Мысль о становлении тушемлинской культуры при смешении местных культур раннего железного века с древностями позднезарубинецкого и киевского круга, привнесенными переселенцами с юга, бытует в литературе до сих пор.[648] Однако фактических материалов, подтверждающих эту точку зрения, по существу, нет. Ни одному из исследователей не удалось конкретно продемонстрировать, что на всей территории становления тушемлинской культуры действительно имело место расселение постзарубинецкого населения. Инфильтрация позднезарубинецких племен затронула в основном только южные области Смоленщины.

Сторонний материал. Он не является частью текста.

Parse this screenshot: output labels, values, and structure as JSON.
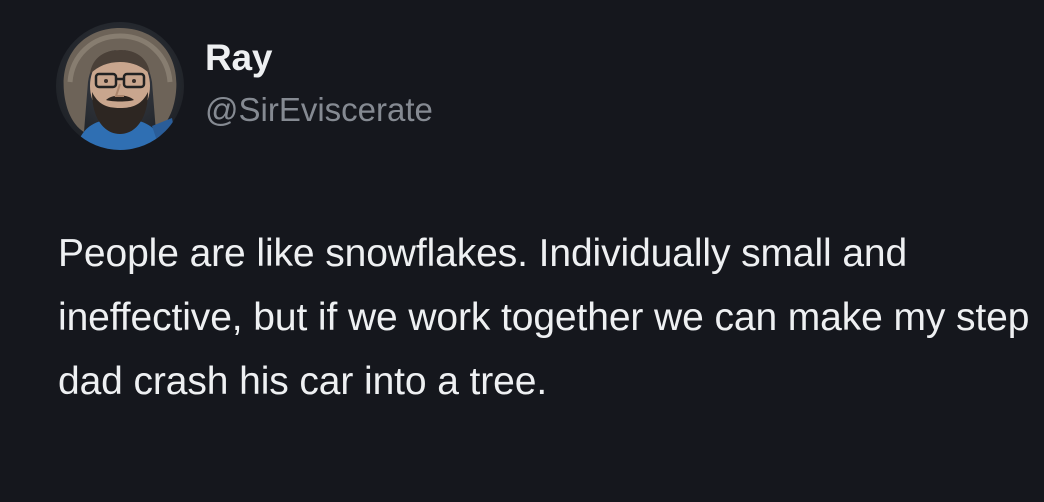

Н. В. Лопатин выделяет на территории становления тушемлинской культуры древности типа Заозерье, характеризующиеся керамикой с расчесами и датируемые III–IV вв. По его мнению, к которому присоединяется и А. Г Фурасьев, эволюция шла от позднезарубинецких (киевских) древностей к памятникам типа Заозерье и далее к тушемлинскои культуре.[649] Однако глиняная посуда с расчесами не является характерным маркером киевской культуры, фрагменты ее в весьма небольшом числе встречены преимущественно в западной части ее ареала. Также единичны фрагменты керамики с расчесами и в памятниках Смоленского Поднепровья и Полоцкого Подвинья. Они обнаружены далеко не на всей территории формирования тушемлинскои культуры, и к V в. керамика с расчесами выходит из употребления.[650]

Общий ареал глиняной посуды с расчесами позволяет рассматривать ее как реликт штрихованной керамики. Расчесы на сосудах, как показал Н. В. Лопатин, в основном наносились фрагментами костяных гребней римского времени. По всей вероятности, это продолжение обычая штриховки поверхности глиняных сосудов, распространенного среди одной из группировок местных балтов в раннем железном веке. Тогда она наносилась гребнеобразными орудиями или пучком соломы, в римское время с появлением костяных гребней они стали орудиями для «штриховки-расчесов». Значительная часть керамики с расчесами фиксируется в ареале культуры штрихованной керамики. По наблюдениям Е. А. Шмидта, такая посуда в Смоленском Поднепровье встречена в тех регионах позднезарубинецкой и днепро-двинской культур, где выявляется инфильтрация носителей культуры штрихованной керамики.[651] При расселении в этих землях среднеевропейского населения обычай «штриховки» глиняной посуды исчезает.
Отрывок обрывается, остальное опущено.